Lord Barker has been touting the environmental credentials of En+ since the company, which controls Rusal, was freed from crippling US sanctions at the start of the year after Mr Deripaska relinquished control of the company.

It signed a deal in April to supply the largest new aluminium plant built in the US in nearly four decades with low-carbon aluminium. The company is also working on new smelter technology that it says will create a completely emissions-free version of the metal. It has also put its coal-fired power stations in Russia up for sale.

While producing aluminium is energy-intensive given the vast amounts of power required to transform its key raw material, alumina, into finished metal, Rusal claims its products are low carbon because most of its smelters are hydro powered.

LME said it had been engaging with industry participants over the question of environmental standards on its metals.
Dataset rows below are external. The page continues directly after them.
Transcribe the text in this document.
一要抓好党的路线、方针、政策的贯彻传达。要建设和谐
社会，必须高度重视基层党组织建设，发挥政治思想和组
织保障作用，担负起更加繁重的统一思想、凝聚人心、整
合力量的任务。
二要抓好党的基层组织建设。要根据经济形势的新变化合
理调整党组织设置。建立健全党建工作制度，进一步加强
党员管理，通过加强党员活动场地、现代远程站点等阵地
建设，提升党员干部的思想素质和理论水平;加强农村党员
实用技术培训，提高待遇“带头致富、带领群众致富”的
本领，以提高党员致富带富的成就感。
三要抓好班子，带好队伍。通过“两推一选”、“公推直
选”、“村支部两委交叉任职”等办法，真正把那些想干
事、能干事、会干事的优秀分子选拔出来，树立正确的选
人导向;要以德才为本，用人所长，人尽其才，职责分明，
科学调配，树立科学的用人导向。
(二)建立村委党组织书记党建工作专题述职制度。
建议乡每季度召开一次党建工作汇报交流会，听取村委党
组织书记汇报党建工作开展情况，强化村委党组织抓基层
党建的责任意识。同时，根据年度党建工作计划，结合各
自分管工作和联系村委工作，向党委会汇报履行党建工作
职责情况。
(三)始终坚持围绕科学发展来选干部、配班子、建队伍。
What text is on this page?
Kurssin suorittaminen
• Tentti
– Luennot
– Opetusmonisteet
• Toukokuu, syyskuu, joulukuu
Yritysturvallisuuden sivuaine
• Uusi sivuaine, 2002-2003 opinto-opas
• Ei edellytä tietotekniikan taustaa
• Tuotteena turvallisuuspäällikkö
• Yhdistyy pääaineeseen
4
The exchange recently set up a working group to examine the issue, including low-carbon aluminium and the need for greater transparency.

The LME said: “While we recognise there is not yet a global consensus on environmental sustainability in the aluminium sector, we are engaging with industry participants in bringing together existing initiatives and are committed to providing the necessary support to drive this crucial issue forward.”

The push by En+ for carbon disclosure was criticised by rival producers, who said the Russian company was simply trying to carve out a special niche for its metal so it could charge a premium tied to its environmental credentials.

“The sustainability debate is much wider than just carbon emissions,” said one of the producers. “It has to take into account human rights and water usage.”

The move by En+ underlines how metal and mining companies are facing increasing pressure to prove they can play in a shift to a low-carbon economy. Rusal says aluminium will be a key building block of the low-carbon economy, used in electric vehicles and sustainable packaging.

If the LME forces greater transparency, it will be a “vital first step in the creation of a new asset class here in London — low-carbon aluminium”, said Lord Barker.

Simon Webber, lead portfolio manager at Schroders, said a shift to lower carbon metal would only be helped by greater transparency. “The emission profile of aluminium production is huge and very disparate. It can be produced with four or five tonnes of C02 or 20 — and more than half the industry does it with 20. We should know that,” he said.

Alf Barrios, chief executive of Rio Tinto’s aluminium division, which launched its own low-carbon aluminium brand in 2016, said: “We have helped to pioneer responsible production standards through the Aluminium Stewardship Initiative that cover not only carbon emissions but a broad range of sustainability measures along the value chain.”